With pleasure, when you have just accomplished what you thought would bring you the ultimate and it has let you down, where do you go from there? You go crazy!
This week we want to discuss the solutions to a problem that effects 80% of the American population. And, the good news is: anhedonia can be reversed and the pleasure centers of our brains can be restored. Below are some pointers on how to begin the restoration process in your home.
Separation From the Source
As with any addiction you must identify and acknowledge the areas in your home that may be contributing to anhedonia. From there you must create some margin in your life by separating your family from the problem. Knowing the answers to the following questions may help you identify whether or not your family is in an anhedonic environment?
- “Go to your room” used to mean you were in trouble. Now, it means go to your own private arcade! Does your teen have a TV, computer, video game console, or any other media device in his room? This includes iPods, hand-held gaming systems, or cell phones. If so, take it out! At the end of the day your teen should have little to no access to media in his private room.
- Is the Internet in your home accessible in private areas of your home? If so relocate the computer to a high traffic area. One mouse click away could change your teen’s life forever.
- How much time does your teen spend interacting with some form of media? Statistics show that the average teen gets nearly 10 hours of media every day. If this is true in your home, find ways to limit media activity.
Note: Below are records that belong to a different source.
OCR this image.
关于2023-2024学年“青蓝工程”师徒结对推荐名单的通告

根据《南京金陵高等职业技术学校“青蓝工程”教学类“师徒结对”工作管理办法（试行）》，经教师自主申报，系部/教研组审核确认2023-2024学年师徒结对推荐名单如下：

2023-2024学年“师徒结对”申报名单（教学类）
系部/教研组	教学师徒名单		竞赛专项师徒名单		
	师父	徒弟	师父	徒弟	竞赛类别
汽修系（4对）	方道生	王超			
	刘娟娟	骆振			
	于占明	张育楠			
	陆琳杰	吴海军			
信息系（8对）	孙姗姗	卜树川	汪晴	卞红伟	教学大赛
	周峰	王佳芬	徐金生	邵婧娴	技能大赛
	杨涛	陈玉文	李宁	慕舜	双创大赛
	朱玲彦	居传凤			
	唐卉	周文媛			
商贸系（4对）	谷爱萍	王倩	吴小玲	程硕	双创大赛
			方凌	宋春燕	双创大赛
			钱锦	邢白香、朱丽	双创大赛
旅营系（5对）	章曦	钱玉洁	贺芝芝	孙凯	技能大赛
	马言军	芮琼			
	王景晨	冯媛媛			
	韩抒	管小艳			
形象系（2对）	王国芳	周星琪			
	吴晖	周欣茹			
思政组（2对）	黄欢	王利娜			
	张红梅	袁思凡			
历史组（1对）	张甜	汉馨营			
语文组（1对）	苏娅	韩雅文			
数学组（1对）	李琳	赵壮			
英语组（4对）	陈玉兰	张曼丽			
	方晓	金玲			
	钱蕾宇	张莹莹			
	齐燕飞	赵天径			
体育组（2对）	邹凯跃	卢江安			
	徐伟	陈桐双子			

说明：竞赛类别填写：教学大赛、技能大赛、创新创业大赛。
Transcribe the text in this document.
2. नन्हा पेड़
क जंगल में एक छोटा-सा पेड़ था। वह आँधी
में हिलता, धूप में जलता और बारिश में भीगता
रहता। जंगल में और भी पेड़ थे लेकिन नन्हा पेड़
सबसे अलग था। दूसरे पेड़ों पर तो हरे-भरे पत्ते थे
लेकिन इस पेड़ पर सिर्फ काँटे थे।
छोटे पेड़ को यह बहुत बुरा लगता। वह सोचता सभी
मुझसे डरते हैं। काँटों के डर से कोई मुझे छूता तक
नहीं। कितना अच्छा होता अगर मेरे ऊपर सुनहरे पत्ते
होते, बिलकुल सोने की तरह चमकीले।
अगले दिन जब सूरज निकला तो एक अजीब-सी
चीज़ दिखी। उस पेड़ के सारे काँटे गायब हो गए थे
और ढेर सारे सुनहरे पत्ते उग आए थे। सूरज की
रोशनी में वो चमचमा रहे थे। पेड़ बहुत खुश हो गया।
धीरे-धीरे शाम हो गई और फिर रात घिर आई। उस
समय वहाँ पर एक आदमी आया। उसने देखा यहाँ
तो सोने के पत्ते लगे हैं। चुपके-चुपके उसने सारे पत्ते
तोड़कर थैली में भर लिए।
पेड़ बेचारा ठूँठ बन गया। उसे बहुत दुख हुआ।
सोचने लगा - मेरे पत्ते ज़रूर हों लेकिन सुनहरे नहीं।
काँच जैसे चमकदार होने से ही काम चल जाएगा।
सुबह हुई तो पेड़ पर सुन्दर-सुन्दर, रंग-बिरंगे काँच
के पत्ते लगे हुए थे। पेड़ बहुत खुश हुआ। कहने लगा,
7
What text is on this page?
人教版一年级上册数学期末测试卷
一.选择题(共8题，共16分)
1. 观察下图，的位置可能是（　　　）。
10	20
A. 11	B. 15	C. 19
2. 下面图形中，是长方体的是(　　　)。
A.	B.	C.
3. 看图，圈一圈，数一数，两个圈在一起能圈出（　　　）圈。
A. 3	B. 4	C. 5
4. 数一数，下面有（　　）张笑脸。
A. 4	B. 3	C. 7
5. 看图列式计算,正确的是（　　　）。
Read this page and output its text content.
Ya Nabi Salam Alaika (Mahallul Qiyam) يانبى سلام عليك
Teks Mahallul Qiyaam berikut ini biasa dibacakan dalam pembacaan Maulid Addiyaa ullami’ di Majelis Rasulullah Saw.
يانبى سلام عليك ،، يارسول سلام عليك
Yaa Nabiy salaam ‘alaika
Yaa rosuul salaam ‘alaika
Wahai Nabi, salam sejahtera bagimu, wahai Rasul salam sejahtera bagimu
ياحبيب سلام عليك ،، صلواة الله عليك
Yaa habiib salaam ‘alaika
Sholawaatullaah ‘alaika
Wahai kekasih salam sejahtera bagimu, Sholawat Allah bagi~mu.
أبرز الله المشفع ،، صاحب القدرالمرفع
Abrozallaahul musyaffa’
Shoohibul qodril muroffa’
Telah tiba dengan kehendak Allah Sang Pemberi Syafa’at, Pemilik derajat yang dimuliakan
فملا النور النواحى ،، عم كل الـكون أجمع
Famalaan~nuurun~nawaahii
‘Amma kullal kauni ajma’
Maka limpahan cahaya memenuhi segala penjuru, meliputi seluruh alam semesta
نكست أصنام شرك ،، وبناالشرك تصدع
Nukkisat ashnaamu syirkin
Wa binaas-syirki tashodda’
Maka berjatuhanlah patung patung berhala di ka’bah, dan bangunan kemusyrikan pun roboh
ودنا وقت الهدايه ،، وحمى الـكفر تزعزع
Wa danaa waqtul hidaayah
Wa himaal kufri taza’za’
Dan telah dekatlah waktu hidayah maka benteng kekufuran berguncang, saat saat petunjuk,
- Does your teen frequently have headphones on at odd times –i.e., when you are grocery shopping, driving together in the car, or even at the dinner table? There are several indicators that your teen is dependent upon media; however, if you answered yes to this question it should be a sign that you should consider separating him from his music temporarily.
- Lastly, I have written more extensively on this topic in my previous post, “10 Tips for Technology Use in Your Home.” These are more specific instructions that will help.
To Prevent Anhedonia, Engage in Constructive and Creative Activities
Because I see it regularly, I truly believe that when you engage a kid in some constructive, creative and critical thinking activity—preferably using his hands feet and back—anhedonia diminishes significantly. This means parents must be intentional with engaging their families, in critical, constructive, and creative thinking activities–preferably using the hands, feet, and back. Building things, problem solving, contemplative prayer and thought, and questions and answers are perfect antidotes for the anhedonic brain. Some examples could be:
- Outdoor activities with your family such as hiking, camping, or sports.
- Engage in and assign to your teen spiritual activities, devotions, and studies that will challenge him to contemplate the deeper meanings of life.
- Provide some type of building project that your teen can engage in. This could be a major project such as painting a room or adding a room to your home, or on a smaller scale such as building model cars.
- If it is not a part of your family already, incorporate scripture memorization. Don’t be afraid to make a fun, but challenging game out of it–i.e., Bible trivia, game night, etc.
- Household chores. Especially outdoor chores.
- Have a family game night in which puzzles, board games, trivia games, or other problem solving type games are participated in as a family.
Utilize Preventative Measures to Limit Media
Parents must encourage their children to properly balance their days with physical, spiritual, social, educational, and recreational activities. They must also insist on balancing rights and privileges with responsibilities and obligations. Monitoring digital use is an absolute must if parents are going to expect their children to perpetuate healthy thinking and a biblical worldview. To do this parents must have preventative measures like the following:
- Set up boundaries to limit time of media consumption. Consider a fast or scheduling one day a week dedicated to no media in the home after dinner.
- Know your teen’s friends and what kind of media he would have access to if he were to go over to that friends house.
- Always know the content of the movies your teens want to see. Before you allow them to go to the theaters, research the movie they want to see. A very helpful site is Focus on the Family’s pluggedinonline.com
- Create, establish, and maintain a vision statement and boundaries so your teen is always aware of what is expected of him as a member of the family.
- As the parent, find margin in your own life to have a dedicated family activity day to go on a hike, picnic, or some form of family outing.
- Be aware of your actions. Your teen will follow your actions more so than your rules. Be sure you are living out how you expect your teen to live.
Unless parents want their kids to have their brains, hearts, minds, and spirits wired up to accept what most of the masses just never question, then they would be wise to be mindful of what has been discussed in our most recent posts, though there is so much more to be said on this subject.
What are some additional strategies you have done in your home to help prevent your family from becoming too dependent upon media, technology, and multitasking?